Football players have their advocates and baseball players their supporters. Now, Kodiak’s skaters, bikers and scooter fans are getting some help, too.
As the Kodiak City Council prepares to make a decision on $1.9 million remaining after the latest phase of the Baranof Park Improvements Project, Kodiak resident Jeremiah Gardner is leading a push to ensure at least some of that money is used to improve Baranof Park’s 13-year-old skate park.
“It’s by far the most widely used space in the park,” Gardner said. “I think they really deserve a really good spot.”
Though his efforts are just beginning, there are signs of strong support. A petition begun in Gardner’s shop has about 100 signatures even without stops at traditional Kodiak petition stops like Safeway and Walmart.
“I still ride BMX, and my friends who are my age are having kids, and those kids ride, too,” Gardner said. “It’s a cool spot for father and son.”
Gardner, who bought bike shop 58 North in May, said he remembers when he was in high school and the skate park was built.
He freely admits he was a “troublemaker” in high school, and recalled shoplifting from the store he now owns. When the skate park opened, it gave him a place to meet friends and burn off energy. “It kept me out of a lot of trouble, and it got me where I am now,” he said.

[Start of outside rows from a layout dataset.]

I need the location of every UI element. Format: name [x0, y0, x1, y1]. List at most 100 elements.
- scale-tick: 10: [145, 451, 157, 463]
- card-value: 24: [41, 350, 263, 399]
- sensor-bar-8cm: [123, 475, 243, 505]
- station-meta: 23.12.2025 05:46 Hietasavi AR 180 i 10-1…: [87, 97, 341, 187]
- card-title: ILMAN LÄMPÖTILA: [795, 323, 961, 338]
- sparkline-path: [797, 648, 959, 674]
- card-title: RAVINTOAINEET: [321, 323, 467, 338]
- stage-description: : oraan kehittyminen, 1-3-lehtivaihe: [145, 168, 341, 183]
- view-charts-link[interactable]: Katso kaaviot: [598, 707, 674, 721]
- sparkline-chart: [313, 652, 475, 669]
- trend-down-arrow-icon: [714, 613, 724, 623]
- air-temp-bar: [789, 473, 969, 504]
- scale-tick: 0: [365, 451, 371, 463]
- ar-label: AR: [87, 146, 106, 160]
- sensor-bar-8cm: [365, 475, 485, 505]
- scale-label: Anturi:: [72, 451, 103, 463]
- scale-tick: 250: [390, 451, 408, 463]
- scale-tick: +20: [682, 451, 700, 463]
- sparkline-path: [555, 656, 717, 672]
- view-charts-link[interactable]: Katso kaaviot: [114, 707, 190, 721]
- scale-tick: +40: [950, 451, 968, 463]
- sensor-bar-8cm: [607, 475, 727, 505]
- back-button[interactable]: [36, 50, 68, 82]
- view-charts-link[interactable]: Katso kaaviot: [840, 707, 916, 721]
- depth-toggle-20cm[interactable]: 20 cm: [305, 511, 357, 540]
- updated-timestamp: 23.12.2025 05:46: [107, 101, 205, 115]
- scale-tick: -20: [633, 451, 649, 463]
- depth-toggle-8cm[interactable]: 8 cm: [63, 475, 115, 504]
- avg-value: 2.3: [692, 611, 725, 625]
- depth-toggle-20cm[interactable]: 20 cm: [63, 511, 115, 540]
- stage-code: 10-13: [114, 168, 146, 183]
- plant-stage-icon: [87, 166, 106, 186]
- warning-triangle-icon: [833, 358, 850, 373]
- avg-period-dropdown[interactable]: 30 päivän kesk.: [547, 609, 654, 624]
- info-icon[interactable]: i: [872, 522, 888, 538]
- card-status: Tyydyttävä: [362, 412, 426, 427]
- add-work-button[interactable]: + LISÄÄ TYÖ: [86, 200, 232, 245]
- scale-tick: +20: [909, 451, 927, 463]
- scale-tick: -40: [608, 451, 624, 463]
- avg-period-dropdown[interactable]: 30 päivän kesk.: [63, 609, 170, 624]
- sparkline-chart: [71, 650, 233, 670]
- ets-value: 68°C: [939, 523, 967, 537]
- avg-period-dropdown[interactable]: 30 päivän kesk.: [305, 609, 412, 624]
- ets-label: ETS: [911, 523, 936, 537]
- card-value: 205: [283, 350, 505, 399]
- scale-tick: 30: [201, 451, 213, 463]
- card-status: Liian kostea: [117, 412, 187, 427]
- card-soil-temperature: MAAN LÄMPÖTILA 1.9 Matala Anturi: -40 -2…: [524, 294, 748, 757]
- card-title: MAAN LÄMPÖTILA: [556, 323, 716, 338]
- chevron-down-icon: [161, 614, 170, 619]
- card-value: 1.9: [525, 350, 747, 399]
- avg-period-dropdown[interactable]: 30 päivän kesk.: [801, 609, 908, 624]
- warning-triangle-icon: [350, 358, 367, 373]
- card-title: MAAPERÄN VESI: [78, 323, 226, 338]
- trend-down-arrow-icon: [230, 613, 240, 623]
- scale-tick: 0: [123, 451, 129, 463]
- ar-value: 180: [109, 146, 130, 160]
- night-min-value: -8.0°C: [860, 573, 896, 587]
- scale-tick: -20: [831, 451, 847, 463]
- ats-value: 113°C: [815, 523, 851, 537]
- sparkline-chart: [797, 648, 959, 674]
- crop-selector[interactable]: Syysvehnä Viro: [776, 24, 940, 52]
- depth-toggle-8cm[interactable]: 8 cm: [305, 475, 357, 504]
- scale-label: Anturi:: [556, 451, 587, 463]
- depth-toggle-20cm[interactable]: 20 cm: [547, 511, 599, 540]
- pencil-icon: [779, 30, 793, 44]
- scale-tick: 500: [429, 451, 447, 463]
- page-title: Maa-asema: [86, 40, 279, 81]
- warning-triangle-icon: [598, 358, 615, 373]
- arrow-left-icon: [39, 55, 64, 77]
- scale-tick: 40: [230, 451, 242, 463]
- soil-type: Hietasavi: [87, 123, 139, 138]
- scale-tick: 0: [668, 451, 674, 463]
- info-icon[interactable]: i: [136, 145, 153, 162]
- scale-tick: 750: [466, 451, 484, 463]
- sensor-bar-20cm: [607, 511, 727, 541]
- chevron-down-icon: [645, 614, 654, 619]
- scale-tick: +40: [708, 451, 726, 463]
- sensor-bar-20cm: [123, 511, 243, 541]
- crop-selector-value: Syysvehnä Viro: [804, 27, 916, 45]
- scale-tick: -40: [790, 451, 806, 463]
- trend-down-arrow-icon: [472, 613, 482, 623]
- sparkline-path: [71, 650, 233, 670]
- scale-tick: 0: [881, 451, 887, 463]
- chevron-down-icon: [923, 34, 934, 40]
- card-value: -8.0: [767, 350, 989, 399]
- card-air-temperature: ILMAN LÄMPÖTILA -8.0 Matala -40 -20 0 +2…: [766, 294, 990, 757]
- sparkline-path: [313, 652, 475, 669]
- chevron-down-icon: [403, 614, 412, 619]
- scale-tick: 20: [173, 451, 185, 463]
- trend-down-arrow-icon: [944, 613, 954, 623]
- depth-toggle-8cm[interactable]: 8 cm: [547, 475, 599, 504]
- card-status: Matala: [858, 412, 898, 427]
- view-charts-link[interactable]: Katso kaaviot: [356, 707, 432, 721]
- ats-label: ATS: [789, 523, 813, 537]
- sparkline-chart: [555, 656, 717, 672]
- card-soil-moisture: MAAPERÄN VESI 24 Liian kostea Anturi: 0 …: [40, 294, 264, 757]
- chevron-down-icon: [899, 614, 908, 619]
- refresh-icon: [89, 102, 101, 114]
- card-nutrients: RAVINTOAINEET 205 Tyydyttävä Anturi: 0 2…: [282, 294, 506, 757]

After enjoying the park during high school, Gardner left Kodiak for the East Coast, where he performed music successfully. While pursuing a musical education, he took a job at a bike shop. That job turned into a career, as he became a licensed mechanic for a number of high-profile brands.
When he returned to Kodiak this year, he found that the park where he spent his high school days isn’t what it used to be.
Rails used for grinding skateboards and scooters now have a rusty tint. Ramps installed new in 1999 have been winnowed through attrition. Pounded by years of hard-riding kids and persistent rain, damaged equipment has been pulled out and never replaced.
In 1999, the converted roller hockey rink was filled with wooden ramps and blocks. Now, its asphalt surface is mostly empty, with only a few ramps. Bleachers for the nearby football field take up almost a quarter of the park’s space, crowding riders on busy days.
“There’s more kids at the skate park in any given day than there are on the rest of the fields combined in a given week,” he said.
The parks and recreation department did not have statistics immediately available to back up that claim, but on a rainy Thursday afternoon with high school football practice taking up Baranof’s main field, the skate park was the only other part of the park showing life.
Dylan Morzo, Bergil Obas and Gerald Ekin traded a scooter back and forth, performing tricks and jumps while a helmeted bike rider took running starts at the sole remaining tall ramp.
Morzo explained that he’s at the park “every sunny day when it’s sunny, except for church days,” and he wouldn’t mind seeing things improve at the park.
For a few minutes, the three traded ideas for what they’d like to see — rails, ramps, boxes and spines. “Pretty much anything,” Obas said.
On Sept. 10, the city’s parks and recreation advisory board voted to make skate park improvements their No. 2 choice for the remaining funds. The No. 1 option is an artificial turf baseball outfield.
That prospect alarms Gardner, who raised questions about a rough estimate of $1.7 million given for construction at the parks and recreation board meeting. “It’s a Kodiak project,” he said, and predicted cost overruns would eat the total remaining money.
Rick Langfitt, Kodiak High School’s baseball coach and the face usually associated with Kodiak baseball, said he thinks that’s a pessimistic approach. He forecast an artificial baseball outfield would cost no more than $1.5 million. “There could be up to $400,000 available, which I think could go to skate park improvements,” he said.
The baseball outfield could then be used as a backup sport field, allowing soccer players or Kodiak Football League players to practice and play even when the main Baranof Park field is occupied.
He also pointed out that the original plans for the Baranof Park Improvements Project called for a new Baranof Park field, track and baseball infield and outfield.
While the infield has been built, the outfield remains grass. “They should go ahead and finish the project as it was developed, as it was designed,” Langfitt said.
He pointed out that no engineering plans have been done for a skate park, and there is no cost estimate, something Gardner admits.
On Facebook and in his office, Gardner has mockups of other skate parks across the country, but no firm cost estimates and no firm plans for how those mockups would fit into the space available in Baranof Park.
In January 1999, according to city records, the city of Kodiak allocated $7,500 for equipment at the park. Another $7,500 was to be contributed by the Kodiak Island Borough and the SK8 Board, a group of skate park supporters.
Gardner suggested the most ambitious designs for Baranof Park could run into the neighborhood of $500,000. Even if that isn’t possible, Gardner wants Kodiak to remember that there’s more to Baranof Park than just baseball and football. “Some of that wealth needs to be spread around,” he said.